‘State of Denmark’, currently on display at Modern Art Oxford, is a historical survey of works by acclaimed British performance artist Stuart Brisley (b. 1933). The works show the explorative depths of Brisley’s expansive artist practice - painting, sculpture and video included - revelling in a cacophony of political, cultural and territorial commentary. An integral form within this survey, ‘Before the Mast’ (2013 – 14) and ‘State of Denmark’ (2014), trace Brisely’s infatuation with the body as an instrument in which to address the autonomy of the individual and fundamental notions of power, authority and freedom.

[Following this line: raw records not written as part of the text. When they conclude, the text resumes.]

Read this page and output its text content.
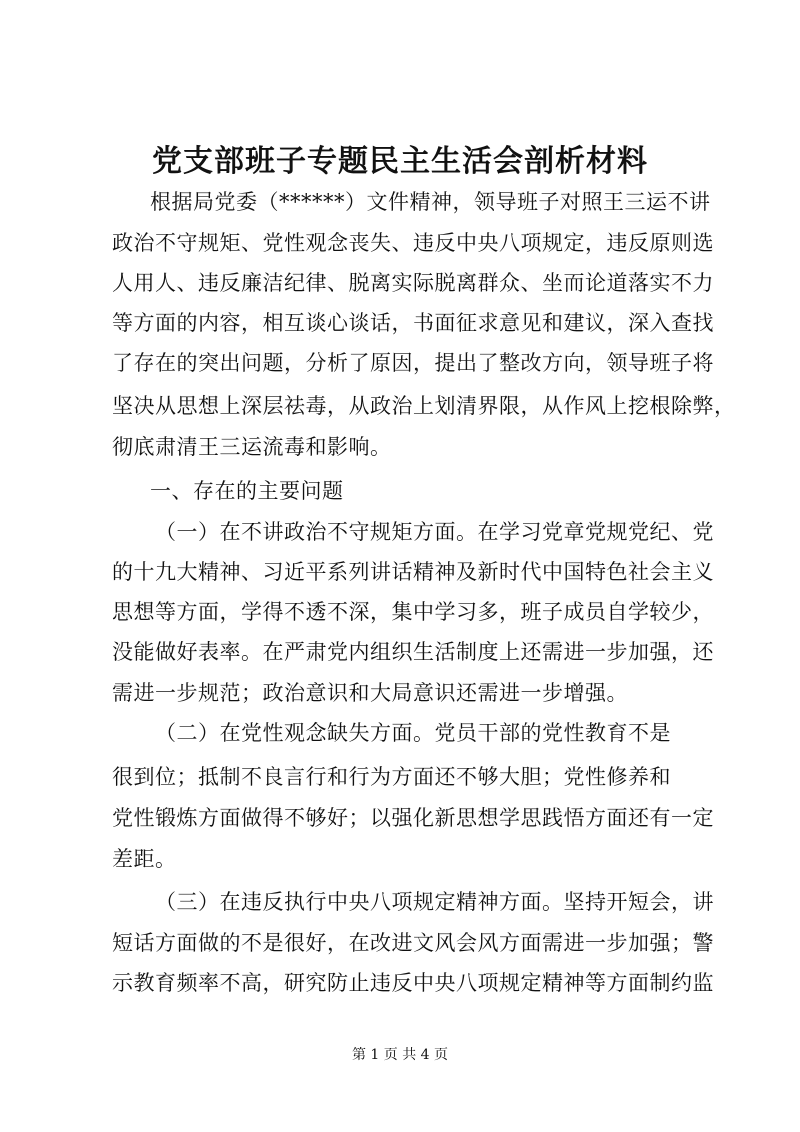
党支部班子专题民主生活会剖析材料
根据局党委（******）文件精神，领导班子对照王三运不讲
政治不守规矩、党性观念丧失、违反中央八项规定，违反原则选
人用人、违反廉洁纪律、脱离实际脱离群众、坐而论道落实不力
等方面的内容，相互谈心谈话，书面征求意见和建议，深入查找
了存在的突出问题，分析了原因，提出了整改方向，领导班子将
坚决从思想上深层祛毒，从政治上划清界限，从作风上挖根除弊，
彻底肃清王三运流毒和影响。
一、存在的主要问题
（一）在不讲政治不守规矩方面。在学习党章党规党纪、党
的十九大精神、习近平系列讲话精神及新时代中国特色社会主义
思想等方面，学得不透不深，集中学习多，班子成员自学较少，
没能做好表率。在严肃党内组织生活制度上还需进一步加强，还
需进一步规范；政治意识和大局意识还需进一步增强。
（二）在党性观念缺失方面。党员干部的党性教育不是
很到位；抵制不良言行和行为方面还不够大胆；党性修养和
党性锻炼方面做得不够好；以强化新思想学思践悟方面还有一定
差距。
（三）在违反执行中央八项规定精神方面。坚持开短会，讲
短话方面做的不是很好，在改进文风会风方面需进一步加强；警
示教育频率不高，研究防止违反中央八项规定精神等方面制约监
第 1 页 共 4 页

The main gallery appears derelict and sinister, the walls are ripped and cracked where the previous exhibition, Barbara Kruger has been forcibly removed and then left to wither, before being reclaimed by Brisley as a vehicle for progressive thought. This is most apparent in ‘Before the Mast’ (2013 – 14) where a series of documentary photographs captures a ten-day performance by Brisley that explored the introduction of the decimal calendar after the French Revolution. This in itself was a process by which to eradicate any religious or royalist influence on day-to-day life - a subject with which Brisley is well known for being fascinated with. The photos are black and white and depict Brisely ominously venturing through a rubble strewn interior, echoing the gallery’s own state of decline.

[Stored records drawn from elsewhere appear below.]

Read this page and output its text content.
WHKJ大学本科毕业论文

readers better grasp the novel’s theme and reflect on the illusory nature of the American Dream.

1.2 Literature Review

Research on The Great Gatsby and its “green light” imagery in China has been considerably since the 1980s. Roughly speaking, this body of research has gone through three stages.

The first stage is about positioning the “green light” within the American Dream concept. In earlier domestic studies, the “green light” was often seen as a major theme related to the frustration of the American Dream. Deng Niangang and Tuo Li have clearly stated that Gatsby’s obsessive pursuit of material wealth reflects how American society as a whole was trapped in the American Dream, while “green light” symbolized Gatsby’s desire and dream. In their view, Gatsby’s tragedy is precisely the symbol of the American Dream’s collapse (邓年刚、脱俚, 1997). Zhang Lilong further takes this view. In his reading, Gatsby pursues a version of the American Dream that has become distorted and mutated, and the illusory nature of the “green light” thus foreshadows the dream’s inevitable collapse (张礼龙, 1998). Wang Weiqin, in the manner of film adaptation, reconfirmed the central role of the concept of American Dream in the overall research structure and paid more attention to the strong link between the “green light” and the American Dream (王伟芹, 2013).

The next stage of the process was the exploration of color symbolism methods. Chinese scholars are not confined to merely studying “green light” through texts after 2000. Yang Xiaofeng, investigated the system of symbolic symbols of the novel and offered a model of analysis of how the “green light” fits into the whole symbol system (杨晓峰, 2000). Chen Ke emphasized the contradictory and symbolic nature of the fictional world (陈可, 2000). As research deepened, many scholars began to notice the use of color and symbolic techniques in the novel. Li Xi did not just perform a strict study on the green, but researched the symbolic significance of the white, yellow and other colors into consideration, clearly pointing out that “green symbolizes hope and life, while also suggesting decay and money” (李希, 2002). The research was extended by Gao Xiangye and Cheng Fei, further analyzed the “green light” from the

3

Hanging over the main exhibition space, ‘State of Denmark’ (2014), is an iron crown that becomes a pinnacle of retained desperation. Below it is a wooden structure. The structure itself reflects Brisley’s historical research and is symbolically constructed. One side is made up of removable panels denoted as republican, whilst the other side, the interior of the structure, is the monarchy. In the interior a portrait of an infant princess is surrounded by the claustrophobic restraints of her existence. Brisley’s own forays in ‘Before the Mast’ could appear to offer him up as an anti-hero, albeit a catalyst-come-antidote to the fledging grips of institutional monotony. This is further expressed by Brisley’s invitation for the audience to contribute and express their opinions on the makeshift walls of the structure. Corroborating this, the nearby sculpture ‘Hille Fellowship’ (1970 – 2014), a perfect circle of stacked chairs also seems to be indicative of the manner in which history is doomed to repeat itself without careful and considered debate and awareness.

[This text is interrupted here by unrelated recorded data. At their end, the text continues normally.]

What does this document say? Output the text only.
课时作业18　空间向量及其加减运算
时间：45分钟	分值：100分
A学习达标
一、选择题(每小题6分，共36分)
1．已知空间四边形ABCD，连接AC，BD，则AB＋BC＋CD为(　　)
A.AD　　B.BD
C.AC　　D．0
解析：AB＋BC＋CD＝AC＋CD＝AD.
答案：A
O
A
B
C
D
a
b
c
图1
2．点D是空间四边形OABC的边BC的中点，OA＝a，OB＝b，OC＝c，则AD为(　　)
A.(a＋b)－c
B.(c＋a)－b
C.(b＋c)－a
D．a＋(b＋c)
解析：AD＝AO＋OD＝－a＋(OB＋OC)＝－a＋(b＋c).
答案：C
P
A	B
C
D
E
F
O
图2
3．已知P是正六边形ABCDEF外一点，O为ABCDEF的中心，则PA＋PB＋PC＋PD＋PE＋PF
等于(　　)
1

In stark contrast to the festering occurrences of the main gallery, the Piper Gallery presents a body of painting work that superficially garners quite different reactions. The act of painting is
explored and experimented with yet the conceptual depths to which Brisley delves with this particular body of work sees a strong affinity to those in the main gallery. Part of a series of three paintings, ‘Next Door (The Missing Subject)’ (2010) depicts, in a pseudo-photorealistic style, a derelict business in the days that followed an inconclusive election, forming a temporal relationship to the interior seen previously in ‘Before the Mast’ and the main gallery’s abandoned traces of Barbara Kruger. Opposite, ‘Royal Ordure’ (1996) is comprised of various materials that amalgamate on the canvas surface in a decrepit and sludgy texture, its colour reminiscent of decomposition and thus summoning the exhibition’s origin from Hamlet - as Marcellus exclaims to Horatio: ‘Something is rotten in the state of Denmark’. This is Brisley’s response to the institutions he is challenging and to their dying breaths as they become entwined in irrelevancy.